6 28 2021 Tech Team Report - QualitativeDataRepository/TechnicalTeam GitHub Wiki

6-28-2021

Logged Tasks

                            Date             Task Hours (Main) Hours (EOLS) Hours (PII)
21-Jun-2021 Report, meeting, fix anonymization PR/make strings i18n-able 1 1
22-Jun-2021 Investigate FRDR secure app, initial impl of status labels 4
23-Jun-2021 Create branch for Status labels, coord with Phillip 1
24-Jun-2021 D8 Webforms update to dev/stage, anonymized acces demo, updates to UI/logic/tests/docs, update PR 1 2
25-Jun-2021 Updates to anonymized PR per review 1

Summary

Operations:

  • Deployed webforms update on dev, stage

Dataverse:

  • Demoed the anonymizedAccess PR to IQSS and updated it - flyway script, i18n of error strings, and minor changes per review
  • Created an initial curation tags/labels implementation (on dev) - simple API to set a tag and display of that tag along side the other dataset labels at the top of the page.
  • Investigated the FRDR encrypted storage mechanism

Discussion

  • which grant supports Curation tags?
  • Curation labels: Given issue#6886 and Philipp Conzett's note there of potential funding this fall, I wrote him a note and asked several questions about how they expected labels to work. My questions, which should be valid for QDR discussion as well and his answers are below. As noted, my plan at this point is to add a setting to limit the allowed values and to then change the permission required to publish dataset, which would allow changes by curators (using the API). If we want a UI or other changes after discussion, I can look into those as well.

In our DataverseNO Plus grant proposal we have a WP called "Deposit and Curation", where we describe some desirables, but not on detailed level:

Curation: Enhanced support for i) feedback on deposited datasets within the system, not through email as in the current version; ii) keeping track of the progress of curation of datasets; iii) more granular notice of datasets submitted for review based on the subject / research domain of the dataset and the skills background of available curators.

I haven't had the chance to discuss your questions about the status tags with any of the curator teams in DataverseNO as people are about to leave for vacation (July and the beginning of August are vacation time at schools and universities in Norway). But I have tried to add some comments I could think of myself; see text in green below. I hope this can serve as input for further discussion. I'd be happy to also ask our curator teams about this after the summer break and/or test any new functionality.

If I were to try asking specific questions (will probably ask them of QDR folks as well): - Is a UI useful? Or will places that formalize curation usually/always have a tool that can run the API? >> For our use cases in DataverseNO, a UI would be very useful.

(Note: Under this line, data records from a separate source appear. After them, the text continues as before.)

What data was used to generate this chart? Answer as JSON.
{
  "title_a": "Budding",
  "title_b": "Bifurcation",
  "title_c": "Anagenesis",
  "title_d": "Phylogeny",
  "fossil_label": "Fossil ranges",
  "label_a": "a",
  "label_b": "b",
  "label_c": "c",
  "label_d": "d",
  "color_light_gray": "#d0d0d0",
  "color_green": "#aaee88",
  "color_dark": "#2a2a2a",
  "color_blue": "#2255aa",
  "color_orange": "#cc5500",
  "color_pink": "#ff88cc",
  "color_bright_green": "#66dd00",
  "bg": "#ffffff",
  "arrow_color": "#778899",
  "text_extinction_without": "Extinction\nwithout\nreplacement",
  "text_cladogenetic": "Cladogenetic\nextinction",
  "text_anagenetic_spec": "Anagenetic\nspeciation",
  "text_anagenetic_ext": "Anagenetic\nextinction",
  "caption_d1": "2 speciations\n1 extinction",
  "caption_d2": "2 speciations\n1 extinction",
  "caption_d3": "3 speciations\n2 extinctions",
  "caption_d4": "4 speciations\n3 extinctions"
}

I guess only very few (maybe 1-2) of all the approx. 40-50 curators involved in DataverseNO would feel comfortable using an API. Currently, we are not planning to use a curation tool integrated with Dataverse, but hopefully this will change if we get the grant to upgrade DataverseNO. In that case, developing a curation management tool will be part of the WP mentioned above.

- Are tags only needed on draft datasets? (The current design removes them at publication) >> For current DataverseNO use cases, tags on draft datasets would be most needed. The one use case for published datasets I can think of right now is an Embargoed tag; see below.

(with embargo handled as a separate PR, this won't be a use case for the custom curation tags)

- Are multiple tags needed? (Could be noisy but if there are multiple curation processes with states then we might need that) >> I think multiple tags would be useful. Four tags that I can think of right now, are

Returned to Author Approved by Curator Under Double-Blind Review Embargoed

and several of them could apply simultaneously.

- Assuming I make the change above to add a setting, does allowing anyone with publish permission use the API (and UI if it exists) make sense? That would allow installations to turn this off (no setting), for self-publish sites to let people add tags (from the list) on their own (which get deleted at publish), and for curated sites like QDR to limit use to curators. >> For DataverseNO, this would definitely make sense, as only curators can publish, not depositors.

- If there’s a UI, where does it go? >> I can think of two places: 1) As a pop-up window after the curator has pressed either the Return to Author button or the Publish button. The curator would then be asked to enter (preferably choose from a list) an appropriate tag. Also, would it be possible for some of the tags to be added and removed automatically? For example: The Returned to Author tag should be added when the dataset is returned to the author, and removed when the author has resubmitted it for review. The Approved by Curator tag should be removed when the dataset has been published. 2) As an option "Add or Edit Status Tag" in the dataset Edit button.

- I haven’t yet tested, but I think all labels are faceted so the new ones would be searchable like the existing ones. Is that OK (without change I think that means those facets will be visible to people who can’t see draft datasets)? Is it sufficient? (Do we need a specific API/UI to find datasets in each state or does a search query do well enough?) >> Faceting would be very useful. Currently, a search query would do well enough. I guess the search query can be applied within / restricted to sub-dataverses?

(not sure this was understood - the tags are faceted by default - my question is whether that's enough)

- Implementing as a label doesn’t really track the state, i.e. there is no direct record of who changed the state at what time. It probably makes sense to add the changes to the actionlog where those details could be found if/when needed. Conversely, I could add a new table in the db and really track all of this/add an api to let you retrieve the whole lifecycle, etc. (Or one could go wild and consider whether the processing in Dataverse ought to be getting added to a provenance record (similar to the ones you can manually upload for files). I suspect this would be out of scope for now, but if that’s what makes sense longer term, it might argue for keeping the initial implementation simple / just adding to the action log for now.) >> I think as a first step, keeping it simple sounds like a good idea. Maybe at a later stage we could elaborate along the provenance route.

  • FRDR's secure storage mechanism: From what I could see, this is fairly separate from Dataverse - a tool that encrypts files locally before they sent to Dataverse, with Dataverse not understanding that the files are encrypted (aside from mimetype perhaps). It looks like it does use a key management mechanism (Hashicorp) to allow decryption keys to be shared with downloaders as desired (again independent of Dataverse's access control mechanism).
    • I would expect IQSS's DataTags work (status unknown) would include the idea of Dataverse managing encryption prior to upload and/or some mechanism to indicate that a file is encrypted and how to get the key. I could imagine the work to allow external request authorization mechanisms (ADA) and/or the TRSA remote store mechanism could be leveraged as well (e.g. to redirect the user to some external mechanism (perhaps ala the FRDR work) that manages access requests/decryption keys.)
  • Are there next steps w.r.t. this? A discussion to see how/where FRDR might see new interactions with Dataverse helping to simplify the workflow to store/get encrypted files?

Plans

  • Anno-Rep work
    • Compare w/ Hypothesis selectors
  • Dataverse
    • still want to investigate the guestbook responses re version info not being included.
    • add curation label setting (allowed values) and change permissions to curator (canPublish), make sure uses are action logged.

Still TBD:

  • Drupal 9, Composer 2-->3